An Introvert is a person who gets energised working/being alone and has low tolerance for sensory over-stimulation. So a group setting is un-settling for some of them due to sensory overload.
Hence they feel that they don't speak up in a group because they are overwhelmed with what is happening. However they do well speaking up in a one-to-one setting.
If you are an introvert, how can you handle your communication better in a group setting?
As Timothy Gallwey said in his seminal work "Inner game" there are two games to play - the inner game and the outer game.
1. How do you look at yourself?
Introversion is a preference not a problem.
If you think something is wrong with you by comparing yourself with extroverts, it reflects as lack of confidence and it shows up as reluctance/resistance in a group setting. Once you have "acceptance" of your preference to be a certain way, it's easier to work on getting accepted by others. Introversion is a preference not a problem.
2. How do you look at what you know/don't know?
Knowledge is power. Not knowing/ beginner's mindset is no less.
Introverts happen to be deep reflective thinkers. So they take time to think through all possibilities before speaking up. Not knowing the subject makes them believe that they are at a disadvantage. Quite to the contrary, a beginner's mindset can help look at a context with a fresh pair of eyes and is pretty useful in questioning assumptions. The need to be always right gets into the way of "beginner's mindset." Hence dropping that will help you add value to the group.
3. How do you view other's judgements?
Being in the good books of others ensures that you are only in books.
Being sensitive to others judgements of who you are and what you say does not empower you to progress. Some days you would say things that are in agreement with the group. Some days you don't. Both days are good!
1. How do you prepare?
Being reflective thinkers, time is of essence. So going to meetings unprepared increases the stress quotient of an already stimulated environment. As an introvert if you think a meeting is important, prepare for the meeting and have some high level goals on what you like to communicate and take the rest run-time.
2. How do you convey what you have not fully thought through?
One of the challenges that introverts have is to express/ communicate as they are thinking. There are several phrases that one could use to tell others that you are speaking as you are thinking/ more depth is in the works - "Answering from the top of my mind", "Prima facie", "on first thoughts", "thinking aloud" etc.
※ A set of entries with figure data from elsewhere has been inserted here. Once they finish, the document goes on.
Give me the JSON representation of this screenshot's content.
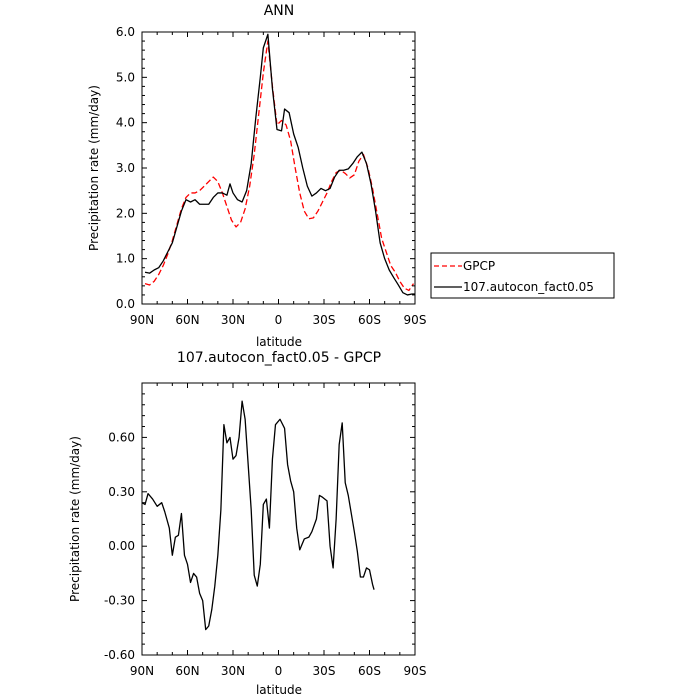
{
  "chart_data": [
    {
      "type": "line",
      "title": "ANN",
      "xlabel": "latitude",
      "ylabel": "Precipitation rate (mm/day)",
      "xlim": [
        90,
        -90
      ],
      "ylim": [
        0,
        6
      ],
      "xticks": [
        90,
        60,
        30,
        0,
        -30,
        -60,
        -90
      ],
      "xtick_labels": [
        "90N",
        "60N",
        "30N",
        "0",
        "30S",
        "60S",
        "90S"
      ],
      "yticks": [
        0,
        1,
        2,
        3,
        4,
        5,
        6
      ],
      "ytick_labels": [
        "0.0",
        "1.0",
        "2.0",
        "3.0",
        "4.0",
        "5.0",
        "6.0"
      ],
      "legend_position": "right",
      "series": [
        {
          "name": "GPCP",
          "color": "#ff0000",
          "dash": "dashed",
          "points": [
            [
              88,
              0.45
            ],
            [
              85,
              0.42
            ],
            [
              82,
              0.5
            ],
            [
              79,
              0.65
            ],
            [
              76,
              0.85
            ],
            [
              73,
              1.1
            ],
            [
              70,
              1.4
            ],
            [
              67,
              1.75
            ],
            [
              64,
              2.1
            ],
            [
              61,
              2.35
            ],
            [
              58,
              2.45
            ],
            [
              55,
              2.45
            ],
            [
              52,
              2.5
            ],
            [
              49,
              2.6
            ],
            [
              46,
              2.7
            ],
            [
              43,
              2.8
            ],
            [
              40,
              2.7
            ],
            [
              37,
              2.45
            ],
            [
              34,
              2.15
            ],
            [
              31,
              1.85
            ],
            [
              28,
              1.7
            ],
            [
              25,
              1.8
            ],
            [
              22,
              2.1
            ],
            [
              19,
              2.6
            ],
            [
              16,
              3.3
            ],
            [
              13,
              4.2
            ],
            [
              10,
              5.1
            ],
            [
              7,
              5.8
            ],
            [
              4,
              4.8
            ],
            [
              1,
              3.95
            ],
            [
              -2,
              4.05
            ],
            [
              -5,
              3.95
            ],
            [
              -8,
              3.6
            ],
            [
              -11,
              3.0
            ],
            [
              -14,
              2.45
            ],
            [
              -17,
              2.05
            ],
            [
              -20,
              1.88
            ],
            [
              -23,
              1.9
            ],
            [
              -26,
              2.05
            ],
            [
              -29,
              2.25
            ],
            [
              -32,
              2.45
            ],
            [
              -35,
              2.7
            ],
            [
              -38,
              2.9
            ],
            [
              -41,
              2.95
            ],
            [
              -44,
              2.88
            ],
            [
              -47,
              2.78
            ],
            [
              -50,
              2.85
            ],
            [
              -53,
              3.15
            ],
            [
              -56,
              3.3
            ],
            [
              -59,
              3.0
            ],
            [
              -62,
              2.55
            ],
            [
              -65,
              2.0
            ],
            [
              -68,
              1.45
            ],
            [
              -71,
              1.15
            ],
            [
              -74,
              0.85
            ],
            [
              -77,
              0.7
            ],
            [
              -80,
              0.5
            ],
            [
              -83,
              0.35
            ],
            [
              -86,
              0.3
            ],
            [
              -89,
              0.45
            ]
          ]
        },
        {
          "name": "107.autocon_fact0.05",
          "color": "#000000",
          "dash": "solid",
          "points": [
            [
              88,
              0.7
            ],
            [
              85,
              0.68
            ],
            [
              82,
              0.75
            ],
            [
              79,
              0.8
            ],
            [
              76,
              0.95
            ],
            [
              73,
              1.15
            ],
            [
              70,
              1.35
            ],
            [
              67,
              1.7
            ],
            [
              64,
              2.05
            ],
            [
              61,
              2.3
            ],
            [
              58,
              2.25
            ],
            [
              55,
              2.3
            ],
            [
              52,
              2.2
            ],
            [
              49,
              2.2
            ],
            [
              46,
              2.2
            ],
            [
              43,
              2.35
            ],
            [
              40,
              2.45
            ],
            [
              37,
              2.45
            ],
            [
              34,
              2.4
            ],
            [
              32,
              2.65
            ],
            [
              30,
              2.45
            ],
            [
              27,
              2.3
            ],
            [
              24,
              2.25
            ],
            [
              21,
              2.5
            ],
            [
              18,
              3.1
            ],
            [
              15,
              4.1
            ],
            [
              12,
              5.0
            ],
            [
              10,
              5.65
            ],
            [
              7,
              5.95
            ],
            [
              4,
              4.75
            ],
            [
              1,
              3.85
            ],
            [
              -2,
              3.82
            ],
            [
              -4,
              4.3
            ],
            [
              -7,
              4.22
            ],
            [
              -10,
              3.75
            ],
            [
              -13,
              3.45
            ],
            [
              -16,
              3.0
            ],
            [
              -19,
              2.6
            ],
            [
              -22,
              2.38
            ],
            [
              -25,
              2.45
            ],
            [
              -28,
              2.55
            ],
            [
              -31,
              2.5
            ],
            [
              -34,
              2.55
            ],
            [
              -37,
              2.8
            ],
            [
              -40,
              2.95
            ],
            [
              -43,
              2.95
            ],
            [
              -46,
              2.98
            ],
            [
              -49,
              3.1
            ],
            [
              -52,
              3.25
            ],
            [
              -55,
              3.35
            ],
            [
              -58,
              3.1
            ],
            [
              -61,
              2.65
            ],
            [
              -64,
              2.05
            ],
            [
              -67,
              1.35
            ],
            [
              -70,
              1.0
            ],
            [
              -73,
              0.75
            ],
            [
              -76,
              0.58
            ],
            [
              -79,
              0.42
            ],
            [
              -82,
              0.25
            ],
            [
              -85,
              0.2
            ],
            [
              -88,
              0.22
            ],
            [
              -90,
              0.22
            ]
          ]
        }
      ]
    },
    {
      "type": "line",
      "title": "107.autocon_fact0.05 - GPCP",
      "xlabel": "latitude",
      "ylabel": "Precipitation rate (mm/day)",
      "xlim": [
        90,
        -90
      ],
      "ylim": [
        -0.6,
        0.9
      ],
      "xticks": [
        90,
        60,
        30,
        0,
        -30,
        -60,
        -90
      ],
      "xtick_labels": [
        "90N",
        "60N",
        "30N",
        "0",
        "30S",
        "60S",
        "90S"
      ],
      "yticks": [
        -0.6,
        -0.3,
        0.0,
        0.3,
        0.6
      ],
      "ytick_labels": [
        "-0.60",
        "-0.30",
        "0.00",
        "0.30",
        "0.60"
      ],
      "series": [
        {
          "color": "#000000",
          "dash": "solid",
          "points": [
            [
              90,
              0.24
            ],
            [
              88,
              0.23
            ],
            [
              86,
              0.29
            ],
            [
              83,
              0.26
            ],
            [
              80,
              0.22
            ],
            [
              77,
              0.24
            ],
            [
              75,
              0.19
            ],
            [
              72,
              0.1
            ],
            [
              70,
              -0.05
            ],
            [
              68,
              0.05
            ],
            [
              66,
              0.06
            ],
            [
              64,
              0.18
            ],
            [
              62,
              -0.05
            ],
            [
              60,
              -0.1
            ],
            [
              58,
              -0.2
            ],
            [
              56,
              -0.15
            ],
            [
              54,
              -0.17
            ],
            [
              52,
              -0.26
            ],
            [
              50,
              -0.3
            ],
            [
              48,
              -0.46
            ],
            [
              46,
              -0.44
            ],
            [
              44,
              -0.35
            ],
            [
              42,
              -0.22
            ],
            [
              40,
              -0.05
            ],
            [
              38,
              0.2
            ],
            [
              36,
              0.67
            ],
            [
              34,
              0.57
            ],
            [
              32,
              0.6
            ],
            [
              30,
              0.48
            ],
            [
              28,
              0.5
            ],
            [
              26,
              0.6
            ],
            [
              24,
              0.8
            ],
            [
              22,
              0.7
            ],
            [
              20,
              0.45
            ],
            [
              18,
              0.2
            ],
            [
              16,
              -0.16
            ],
            [
              14,
              -0.22
            ],
            [
              12,
              -0.1
            ],
            [
              10,
              0.23
            ],
            [
              8,
              0.26
            ],
            [
              6,
              0.1
            ],
            [
              4,
              0.48
            ],
            [
              2,
              0.67
            ],
            [
              -1,
              0.7
            ],
            [
              -4,
              0.65
            ],
            [
              -6,
              0.45
            ],
            [
              -8,
              0.36
            ],
            [
              -10,
              0.3
            ],
            [
              -12,
              0.1
            ],
            [
              -14,
              -0.02
            ],
            [
              -17,
              0.04
            ],
            [
              -20,
              0.05
            ],
            [
              -22,
              0.08
            ],
            [
              -25,
              0.15
            ],
            [
              -27,
              0.28
            ],
            [
              -29,
              0.27
            ],
            [
              -32,
              0.25
            ],
            [
              -34,
              0.0
            ],
            [
              -36,
              -0.12
            ],
            [
              -38,
              0.15
            ],
            [
              -40,
              0.56
            ],
            [
              -42,
              0.68
            ],
            [
              -44,
              0.35
            ],
            [
              -46,
              0.28
            ],
            [
              -48,
              0.18
            ],
            [
              -50,
              0.08
            ],
            [
              -52,
              -0.03
            ],
            [
              -54,
              -0.17
            ],
            [
              -56,
              -0.17
            ],
            [
              -58,
              -0.12
            ],
            [
              -60,
              -0.13
            ],
            [
              -62,
              -0.21
            ],
            [
              -63,
              -0.24
            ]
          ]
        }
      ]
    }
  ]
}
This will give others the right perspective of where you are coming from.
3. How to be at ease?
Ease starts when the inner game is won - a complete acceptance of who you are. Being open and willing to articulate who you are, your values and what you stand for takes you to the end. Protecting your energy by having times that you work alone to compensate the time being in the group helps you to sustain yourself till you get there.
Else you will leave who you are to other's guesses. Its not a great place to be!
Introverts can grow to be excellent leaders if they stop comparing themselves to extroverts and try to do what they are best doing.
The path way to leadership is always unique and tailored to "who" you are. Own that!